More cash flow or more appreciation, which would you choose?

7 Replies

Though the title doesn't allow enough space to fully type out a bit more detail, it's not quite as simple as picking cash flow over appreciation. Consider these two scenarios and their risks and issues.

Two scenarios in my hypothetical example:

Option 1:

You have 3 million to invest. You buy 38 properties (37.5 rounded up) paid in full at 80K a piece, each cash flowing 1K a month after all expenses including vacancy, capex, etc. 

456K cash flow a year. Appreciating 300K a year. (3 million in RE at 10% a year). Since these are all paid in cash, there is little risk, and there are no hoops to jump through for portfolio loans. 

This is literally a real life example of what was possible in Tacoma WA when I bought my first house paid in full at the near bottom of the market. This IS actually possible.

Option 2

Use the 3 million to put 125K down on 500K houses closer to Seattle at the bottom of the market. You end up with 24 units, cash flowing $500 a month each. 

144K a year cash flow is what you end up with. Appreciation on the 12 million in real estate is 1.2 million a year at 10%. Risk is that it's all leveraged. You do have less properties to manage though than the above scenario but you also have to jump through a lot of hoops for portfolio loans.

This was literally a real life possibility at the bottom of the market in the greater Seattle area a few years ago. 

Which would you choose and why?

The key phrase in this is "was possible"  hindsight is 20-20 so you would obviously pick the one with the higher total return, but in the situation it would depend on your financial situation and comfort level, you could have also purchased fewer Seattle properties for all cash or more cash flowing units with leverage, it wasn't an either or choice.

Originally posted by @Aaron K. :

The key phrase in this is "was possible"  hindsight is 20-20 so you would obviously pick the one with the higher total return, but in the situation it would depend on your financial situation and comfort level, you could have also purchased fewer Seattle properties for all cash or more cash flowing units with leverage, it wasn't an either or choice.

 It will be possible again albeit not as quite a low prices. My point was merely that this isn't a fantasy scenario. This could actually have been done. I didn't have that much capital back then. Now I'm rapidly approaching that and thinking of my options. After the next crash the prices will be higher than they were in the last crash but still, it shows what can be done with 3 mil in capital.

Also, you wouldn't necessarily go with the one that has the higher return. There is more risk associated with it, and more work since it requires leverage for 24 loans, tough to do without a portfolio lender with reasonable rates. Also tough to do when banks aren't lending much like during the last crash.

You could do a mix of both, buy a number of cash flowing properties paid in full in Tacoma (which is more like the mid-west) and buy a number of appreciation properties in Seattle with Leverage. I'll post some numbers on that later.

My preference would always be to buy something that is nice enough that you wouldn't mind living in it yourself.  This allows you to get some cash flow, but also have the opportunity for appreciation, I wouldn't calculate on appreciation, but it is nice to have.

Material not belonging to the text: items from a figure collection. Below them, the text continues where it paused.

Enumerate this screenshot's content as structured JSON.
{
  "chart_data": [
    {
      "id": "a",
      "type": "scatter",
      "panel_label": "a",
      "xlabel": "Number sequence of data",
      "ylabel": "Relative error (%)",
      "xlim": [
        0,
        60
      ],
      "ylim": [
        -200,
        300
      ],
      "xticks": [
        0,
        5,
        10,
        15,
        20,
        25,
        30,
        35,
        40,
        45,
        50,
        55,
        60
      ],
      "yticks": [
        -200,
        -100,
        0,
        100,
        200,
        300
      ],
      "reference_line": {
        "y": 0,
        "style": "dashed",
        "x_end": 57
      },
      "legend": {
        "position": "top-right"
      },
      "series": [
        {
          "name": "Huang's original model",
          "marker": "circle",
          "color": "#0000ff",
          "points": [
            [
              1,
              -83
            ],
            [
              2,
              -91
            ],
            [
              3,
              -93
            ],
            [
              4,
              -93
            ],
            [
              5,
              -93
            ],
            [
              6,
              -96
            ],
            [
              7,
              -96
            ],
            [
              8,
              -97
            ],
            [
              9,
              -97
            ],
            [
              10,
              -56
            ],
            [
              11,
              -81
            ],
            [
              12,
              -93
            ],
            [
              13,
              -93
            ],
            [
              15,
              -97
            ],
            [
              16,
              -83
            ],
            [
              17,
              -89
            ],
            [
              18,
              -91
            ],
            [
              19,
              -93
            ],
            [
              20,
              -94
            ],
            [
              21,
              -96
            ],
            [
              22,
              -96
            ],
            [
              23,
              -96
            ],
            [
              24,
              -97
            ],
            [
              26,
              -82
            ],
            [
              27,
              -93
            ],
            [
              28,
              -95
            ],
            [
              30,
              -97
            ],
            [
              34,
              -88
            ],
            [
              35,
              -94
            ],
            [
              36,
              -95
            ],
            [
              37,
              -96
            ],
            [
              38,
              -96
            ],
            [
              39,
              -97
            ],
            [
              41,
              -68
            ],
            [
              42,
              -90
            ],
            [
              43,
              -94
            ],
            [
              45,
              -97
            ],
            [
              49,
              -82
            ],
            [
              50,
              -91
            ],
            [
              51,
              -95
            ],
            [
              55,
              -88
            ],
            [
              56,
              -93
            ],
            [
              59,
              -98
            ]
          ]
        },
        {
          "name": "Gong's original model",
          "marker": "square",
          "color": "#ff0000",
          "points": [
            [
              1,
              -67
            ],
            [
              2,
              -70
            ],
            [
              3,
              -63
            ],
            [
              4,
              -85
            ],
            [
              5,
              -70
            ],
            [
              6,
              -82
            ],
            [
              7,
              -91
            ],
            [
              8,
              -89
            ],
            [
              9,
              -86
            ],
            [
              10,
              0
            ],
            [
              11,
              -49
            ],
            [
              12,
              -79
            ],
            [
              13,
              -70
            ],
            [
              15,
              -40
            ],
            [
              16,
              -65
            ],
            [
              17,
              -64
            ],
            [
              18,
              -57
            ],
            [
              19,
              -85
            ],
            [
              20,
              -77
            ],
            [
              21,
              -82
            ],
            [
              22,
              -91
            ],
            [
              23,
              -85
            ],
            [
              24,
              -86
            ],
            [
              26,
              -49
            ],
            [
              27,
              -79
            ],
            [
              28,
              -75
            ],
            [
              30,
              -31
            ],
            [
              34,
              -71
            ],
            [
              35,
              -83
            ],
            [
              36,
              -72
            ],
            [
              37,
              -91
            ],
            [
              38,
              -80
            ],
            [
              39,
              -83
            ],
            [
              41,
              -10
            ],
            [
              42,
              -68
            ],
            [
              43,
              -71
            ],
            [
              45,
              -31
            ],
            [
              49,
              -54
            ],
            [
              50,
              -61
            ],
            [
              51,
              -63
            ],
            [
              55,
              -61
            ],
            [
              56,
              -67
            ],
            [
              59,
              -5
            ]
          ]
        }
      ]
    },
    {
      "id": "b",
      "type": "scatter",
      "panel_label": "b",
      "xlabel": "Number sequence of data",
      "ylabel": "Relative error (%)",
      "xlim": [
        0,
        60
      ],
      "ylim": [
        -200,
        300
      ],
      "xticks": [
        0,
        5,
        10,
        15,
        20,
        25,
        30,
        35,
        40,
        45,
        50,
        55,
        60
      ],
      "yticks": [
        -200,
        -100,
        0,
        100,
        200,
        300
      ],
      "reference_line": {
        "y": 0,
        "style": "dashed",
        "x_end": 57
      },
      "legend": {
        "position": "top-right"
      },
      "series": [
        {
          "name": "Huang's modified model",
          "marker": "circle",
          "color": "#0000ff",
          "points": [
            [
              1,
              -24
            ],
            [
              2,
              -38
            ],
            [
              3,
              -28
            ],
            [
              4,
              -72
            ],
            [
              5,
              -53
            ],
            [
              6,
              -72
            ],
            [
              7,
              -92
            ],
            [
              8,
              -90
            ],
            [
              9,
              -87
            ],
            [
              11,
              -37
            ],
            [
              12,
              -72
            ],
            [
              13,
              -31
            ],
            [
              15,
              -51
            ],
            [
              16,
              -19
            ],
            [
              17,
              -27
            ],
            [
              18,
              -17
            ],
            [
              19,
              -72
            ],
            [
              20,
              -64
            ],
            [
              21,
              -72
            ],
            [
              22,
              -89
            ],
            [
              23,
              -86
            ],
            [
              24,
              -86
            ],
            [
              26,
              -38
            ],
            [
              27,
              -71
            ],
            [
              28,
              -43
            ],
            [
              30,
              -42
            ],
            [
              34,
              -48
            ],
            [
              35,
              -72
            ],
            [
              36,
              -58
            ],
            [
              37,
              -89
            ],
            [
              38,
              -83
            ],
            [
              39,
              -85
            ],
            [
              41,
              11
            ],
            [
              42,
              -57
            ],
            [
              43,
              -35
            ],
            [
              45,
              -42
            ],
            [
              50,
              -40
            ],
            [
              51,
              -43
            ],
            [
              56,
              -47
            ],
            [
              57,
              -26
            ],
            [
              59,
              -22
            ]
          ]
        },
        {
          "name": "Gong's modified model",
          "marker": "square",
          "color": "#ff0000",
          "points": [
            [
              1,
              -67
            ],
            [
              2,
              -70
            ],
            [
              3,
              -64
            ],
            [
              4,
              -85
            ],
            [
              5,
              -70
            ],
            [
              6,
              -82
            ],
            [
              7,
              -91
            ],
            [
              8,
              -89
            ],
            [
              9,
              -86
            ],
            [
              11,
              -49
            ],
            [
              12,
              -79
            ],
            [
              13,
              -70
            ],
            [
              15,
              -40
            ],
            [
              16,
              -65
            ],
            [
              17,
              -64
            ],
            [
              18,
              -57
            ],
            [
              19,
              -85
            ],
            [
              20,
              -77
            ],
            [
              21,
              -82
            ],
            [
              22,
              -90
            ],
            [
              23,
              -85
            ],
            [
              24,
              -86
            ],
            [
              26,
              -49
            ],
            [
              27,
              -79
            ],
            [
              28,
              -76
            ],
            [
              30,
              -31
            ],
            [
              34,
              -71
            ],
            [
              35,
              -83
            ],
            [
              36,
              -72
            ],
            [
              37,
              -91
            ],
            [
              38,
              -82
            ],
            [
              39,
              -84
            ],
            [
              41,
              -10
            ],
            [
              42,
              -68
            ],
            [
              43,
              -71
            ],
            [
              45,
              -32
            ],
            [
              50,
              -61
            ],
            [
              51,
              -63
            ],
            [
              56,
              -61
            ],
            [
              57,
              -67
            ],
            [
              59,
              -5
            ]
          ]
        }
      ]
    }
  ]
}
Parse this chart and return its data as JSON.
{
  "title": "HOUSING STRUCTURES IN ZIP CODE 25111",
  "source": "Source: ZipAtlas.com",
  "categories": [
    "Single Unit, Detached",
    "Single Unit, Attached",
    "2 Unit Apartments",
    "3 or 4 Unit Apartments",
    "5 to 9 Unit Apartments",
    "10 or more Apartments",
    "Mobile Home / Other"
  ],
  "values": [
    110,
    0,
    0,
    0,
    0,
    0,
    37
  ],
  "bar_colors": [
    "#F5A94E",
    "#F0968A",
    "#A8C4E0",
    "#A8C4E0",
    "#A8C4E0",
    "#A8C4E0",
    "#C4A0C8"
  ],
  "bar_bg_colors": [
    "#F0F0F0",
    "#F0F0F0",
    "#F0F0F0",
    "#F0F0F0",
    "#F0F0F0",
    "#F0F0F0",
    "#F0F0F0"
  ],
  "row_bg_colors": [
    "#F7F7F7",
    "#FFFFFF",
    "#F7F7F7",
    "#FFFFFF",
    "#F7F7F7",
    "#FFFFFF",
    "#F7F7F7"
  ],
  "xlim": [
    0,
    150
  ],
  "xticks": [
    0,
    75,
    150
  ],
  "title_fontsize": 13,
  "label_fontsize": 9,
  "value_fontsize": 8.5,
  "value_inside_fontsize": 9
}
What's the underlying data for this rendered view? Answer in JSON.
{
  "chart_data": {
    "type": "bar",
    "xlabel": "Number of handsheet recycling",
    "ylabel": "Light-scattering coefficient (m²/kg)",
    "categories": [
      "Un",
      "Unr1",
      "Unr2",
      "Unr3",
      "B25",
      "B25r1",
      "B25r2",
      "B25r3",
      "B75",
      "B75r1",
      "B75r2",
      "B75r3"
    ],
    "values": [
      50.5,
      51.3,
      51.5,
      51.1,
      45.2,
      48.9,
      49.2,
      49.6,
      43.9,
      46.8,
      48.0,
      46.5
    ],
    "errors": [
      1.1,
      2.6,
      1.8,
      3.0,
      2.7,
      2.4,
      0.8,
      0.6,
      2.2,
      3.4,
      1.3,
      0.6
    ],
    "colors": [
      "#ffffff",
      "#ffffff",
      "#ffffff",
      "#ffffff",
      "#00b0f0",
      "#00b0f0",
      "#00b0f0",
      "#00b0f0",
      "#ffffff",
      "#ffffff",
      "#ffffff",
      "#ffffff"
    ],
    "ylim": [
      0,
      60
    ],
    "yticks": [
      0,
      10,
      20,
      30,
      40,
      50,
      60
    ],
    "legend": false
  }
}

Hello - To kick it off, if you could buy multiple 80k properties and gross 1k/month positive cash flow after expenses count me in! That sounds incredible. We are closing next week on a place in general Minneapolis area that will be around $300 positive/month and that sounded very good.

Personally after a couple purchases now, we prefer the monthly cash flow over appreciation. Appreciation is great and can be extremely beneficial in the long term through the ebbs and flows of market flux etc but it is the cash flow that will allow you to take addition risks in the short term. Without it at least for most people, coming up with that next down payment is extremely tough.

Aaron - we have used that rule ourselves, I've heard it isn't the wisest thing because you can tend to limit yourself of opportunities but after moving between a few states and a couple of home purchases when we buy rentals we like to have them as a "fall back" per say if we were to come back to the area and want to live in something while finding another house, we would need it to be functional and nice enough for ourselves in order to purchase.

@Tim Wilson yeah it isn't the absolute most efficient mathematically speaking to buy something you'd be willing to live in, but it does tend to attract better tenants and gives some exposure to appreciation upside, while not depending on it to make the property work.

Originally posted by @Aaron K. :

My preference would always be to buy something that is nice enough that you wouldn't mind living in it yourself.  This allows you to get some cash flow, but also have the opportunity for appreciation, I wouldn't calculate on appreciation, but it is nice to have.

Problem is I can only afford so many Class A rentals!